Thursday, March 17, 2011

Love Drugs Happiness

What do you do when you love someone so much, but their family isn't all that inviting?

To be honest, I'm not sure. Three years, practically three years I spent on the most wonderful guy. He'd do everything and anything for me. To me, you know a guy really loves you when he sacrifices his time, his hobby, his favorite everything... for you. He's willing to do anything, but I mean ANYTHING for you. He'd practically kill someone for you. When you're hurt, they'll shank someone or wipe a tear. They'll hold your face and play with your hair. Anything.

Straight out of high school, after everyone practically hates your guts for telling someone else that her four-some was leaked, you don't really really have many friends. After the drama of having a video on YouTube about you... and people wanting to kill you... and specifying that you're worthless, a cry-baby and that if they ever see you on the street they'll kill you... Yeah, I didn't have many friends out of high school.
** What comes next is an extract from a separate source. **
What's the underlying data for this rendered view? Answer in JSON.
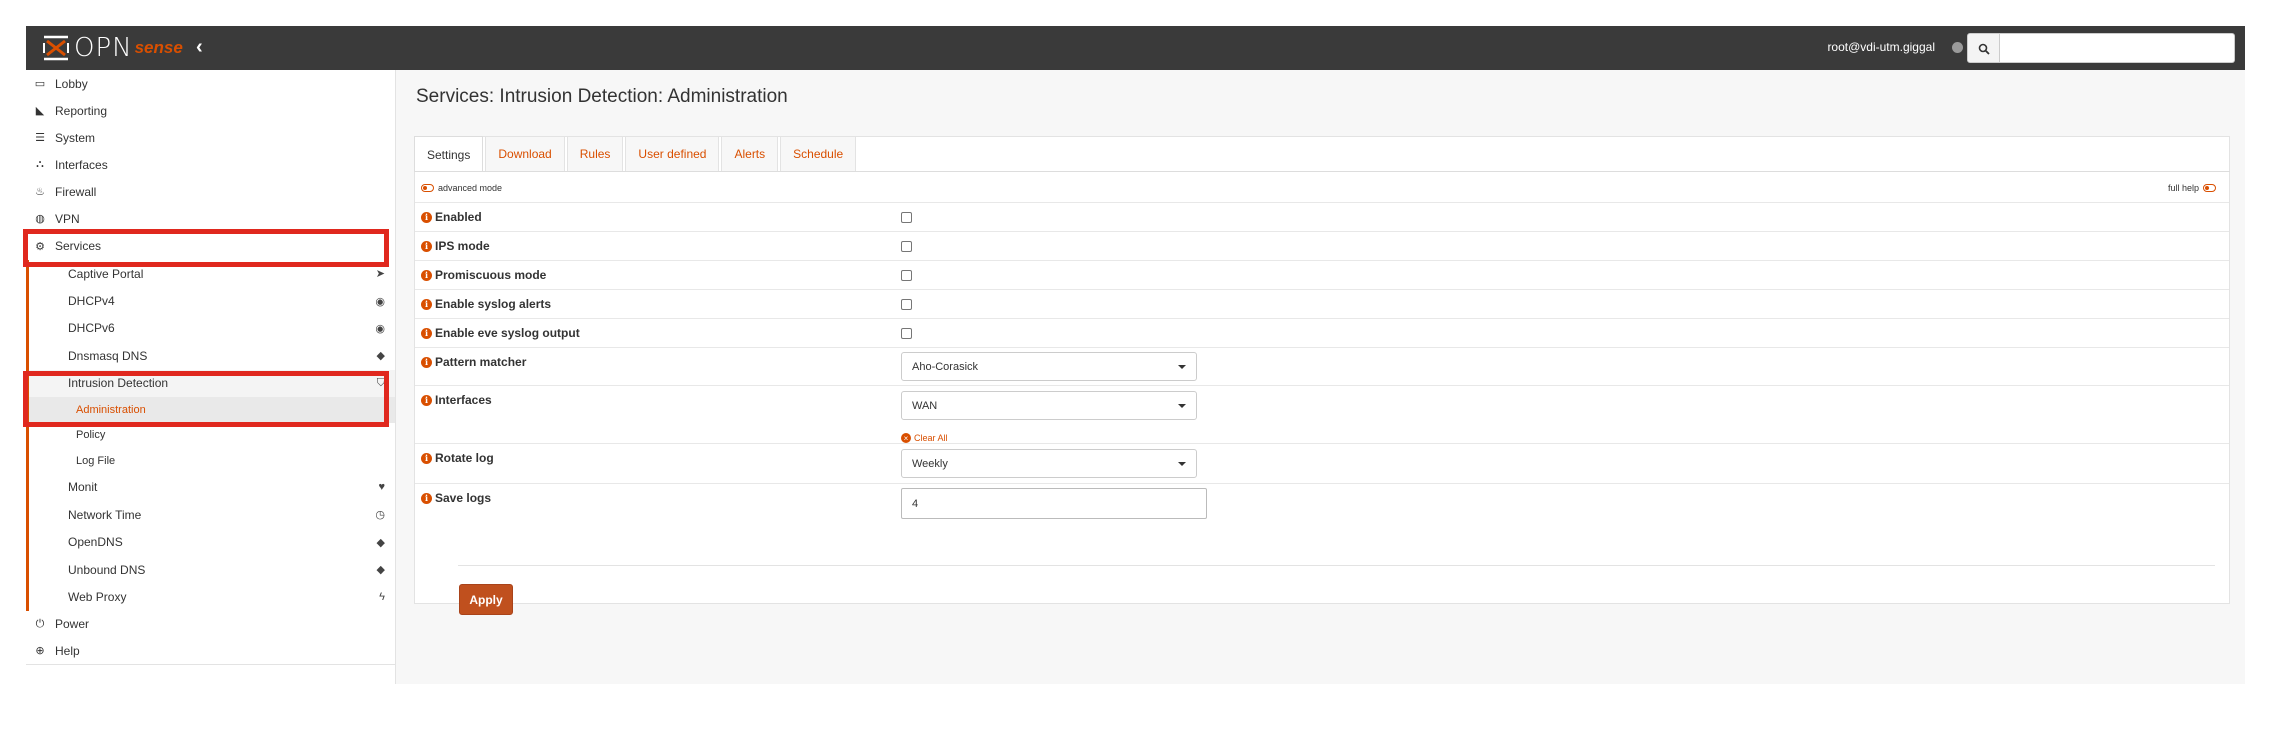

Everyone was just busy living their own lives.

My mom always taught me since I was little that there was no real thing as a best friend. That everyone used everybody for their own convenience. Throughout high school, I'd rebel; thinking that she was stupid and didn't know anything. Towards the end of high school, I began to realize that she was right. People DID use people. The more I let me guard down and the more I helped people... I realized that I too was used and abused...
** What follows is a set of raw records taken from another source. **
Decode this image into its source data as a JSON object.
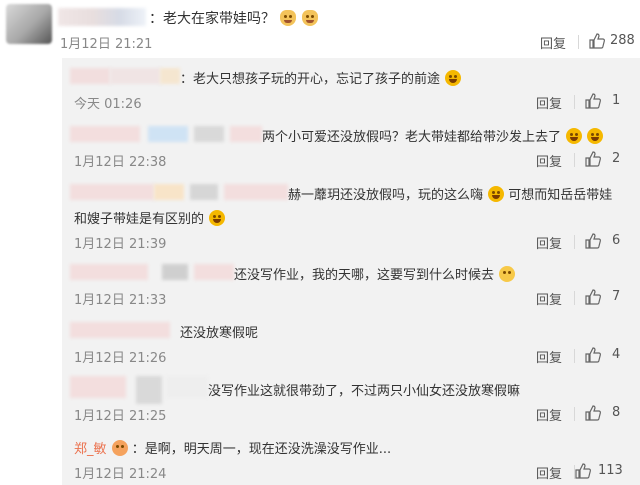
{
  "top_comment": {
    "text": "：老大在家带娃吗？",
    "time": "1月12日 21:21",
    "reply_label": "回复",
    "likes": "288"
  },
  "replies": [
    {
      "text": "：老大只想孩子玩的开心，忘记了孩子的前途",
      "time": "今天 01:26",
      "reply_label": "回复",
      "likes": "1"
    },
    {
      "text": "两个小可爱还没放假吗？老大带娃都给带沙发上去了",
      "time": "1月12日 22:38",
      "reply_label": "回复",
      "likes": "2"
    },
    {
      "text": "赫一蘼玥还没放假吗，玩的这么嗨",
      "text2": "可想而知岳岳带娃",
      "line2": "和嫂子带娃是有区别的",
      "time": "1月12日 21:39",
      "reply_label": "回复",
      "likes": "6"
    },
    {
      "text": "还没写作业，我的天哪，这要写到什么时候去",
      "time": "1月12日 21:33",
      "reply_label": "回复",
      "likes": "7"
    },
    {
      "text": "还没放寒假呢",
      "time": "1月12日 21:26",
      "reply_label": "回复",
      "likes": "4"
    },
    {
      "text": "没写作业这就很带劲了，不过两只小仙女还没放寒假嘛",
      "time": "1月12日 21:25",
      "reply_label": "回复",
      "likes": "8"
    },
    {
      "name": "郑_敏",
      "text": "：是啊，明天周一，现在还没洗澡没写作业...",
      "time": "1月12日 21:24",
      "reply_label": "回复",
      "likes": "113"
    }
  ],
  "icons": {
    "like": "thumbs-up-icon",
    "emoji_laugh": "laughing-emoji-icon",
    "emoji_cat": "cat-emoji-icon"
  },
  "colors": {
    "name_link": "#eb7350",
    "reply_bg": "#f2f2f2",
    "meta": "#888888"
  }
}
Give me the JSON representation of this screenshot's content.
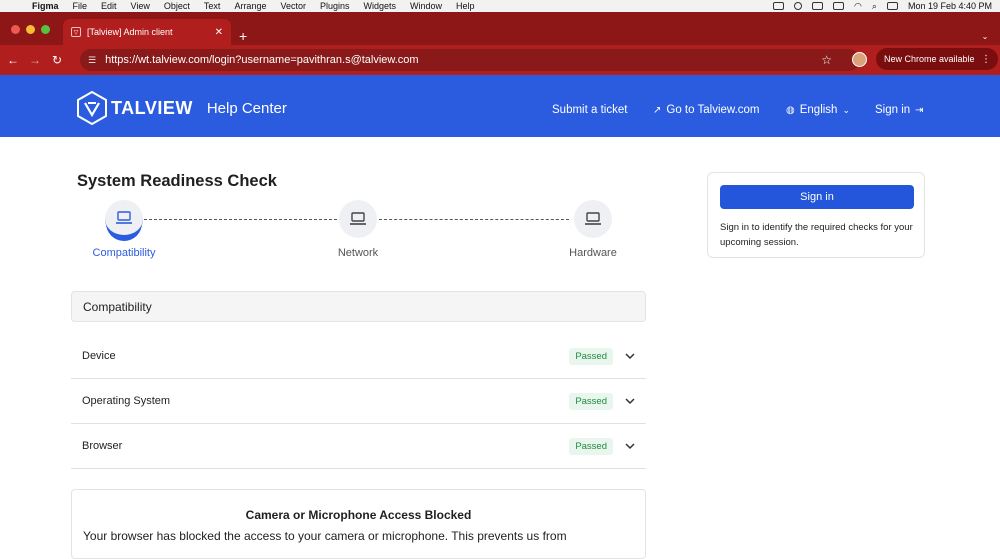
{
  "menubar": {
    "app": "Figma",
    "items": [
      "File",
      "Edit",
      "View",
      "Object",
      "Text",
      "Arrange",
      "Vector",
      "Plugins",
      "Widgets",
      "Window",
      "Help"
    ],
    "datetime": "Mon 19 Feb  4:40 PM"
  },
  "browser": {
    "tab_title": "[Talview] Admin client",
    "url": "https://wt.talview.com/login?username=pavithran.s@talview.com",
    "update_label": "New Chrome available",
    "colors": {
      "tabstrip": "#8d1717",
      "toolbar": "#b01e1e"
    }
  },
  "header": {
    "brand": "TALVIEW",
    "section": "Help Center",
    "nav": {
      "submit": "Submit a ticket",
      "goto": "Go to Talview.com",
      "language": "English",
      "signin": "Sign in"
    },
    "color": "#2b5ce0"
  },
  "main": {
    "title": "System Readiness Check",
    "steps": [
      {
        "label": "Compatibility",
        "active": true
      },
      {
        "label": "Network",
        "active": false
      },
      {
        "label": "Hardware",
        "active": false
      }
    ],
    "section_title": "Compatibility",
    "checks": [
      {
        "name": "Device",
        "status": "Passed"
      },
      {
        "name": "Operating System",
        "status": "Passed"
      },
      {
        "name": "Browser",
        "status": "Passed"
      }
    ],
    "alert": {
      "title": "Camera or Microphone Access Blocked",
      "body": "Your browser has blocked the access to your camera or microphone. This prevents us from"
    }
  },
  "sidebar": {
    "signin_button": "Sign in",
    "message": "Sign in to identify the required checks for your upcoming session."
  }
}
So what happens when you only have one friend straight out of high school, who also happens to be your boyfriend? You spend every second, of every minute, of every hour, of every day, of every week, of every month, of every year... together. You begin to depend on them. To care for them. To worry for them. To help them. To support them. Basically E) All of the above. He becomes the best friend and ONLY friend you have.

So what happens when you begin to develop feelings for someone else? You begin to think about everything. The good, the great, the bad, the horrible, the amazing, the everything. Though you are still in love with that person with all your might, you begin to think if it's mere dependency.

After finally breaking it off, what happens when your current guy wants me-time? You're alone. You don't have any friends. So, you're pretty much alone. You have no one to hang out with. Sure, you have some friends. Some Facebook friends. But you're pretty much alone. Everyone else has their lives, and their worries, and their own jobs, and classes. Whatever. You're alone. Boo hoo.

So what happens when your ex-boyfriend, now only best friend, stops talking to you? You feel even more alone. You begin to do things like sleep more often... And eventually become depressed.

I had never REALLY known what depression felt like. I always thought it was silly how the commercials stated that it help like you didn't want to get out of bed. But what happens when you wake up one morning and you have this daunting feeling that you don't want to get out of bed and realize it's NOT from sleeping late, it's not from being lazy, etc.? You realize you have depression.

It was this overwhelming feeling. The only feeling I can describe it to is receiving morphine. I had only ever received morphine once in my life and it was when I went to the emergency room because I got Cellulitis (Cellular Inflammation) in my left leg. It was a very horrible feeling and if I wasn't going to die from having bacteria in my blood, or having my leg swell until I need it amputated, I felt as if I was going to die from the morphine. It was this extremely cold fluid that went up my right arm from my IV and into my heart. It felt as if my heart was constricting. I felt dizzy and eventually threw up... But that's what I felt depression was like. It's a horrible feeling where you think thoughts like "The world doesn't need me. I don't make any difference. I think I'll just stay here."

Anyways, my mom thinks it's best I go to work to get my mind off everything. I love work. It helps. (: Helping people is therapeutic to me. No need for anti-depressants. All I have to do is go to work and make someone smile by making their day. If I can't have a perfect day, I'd at least want someone to have one.

There may me spelling or grammar errors, but I could care less. Thanks for reading.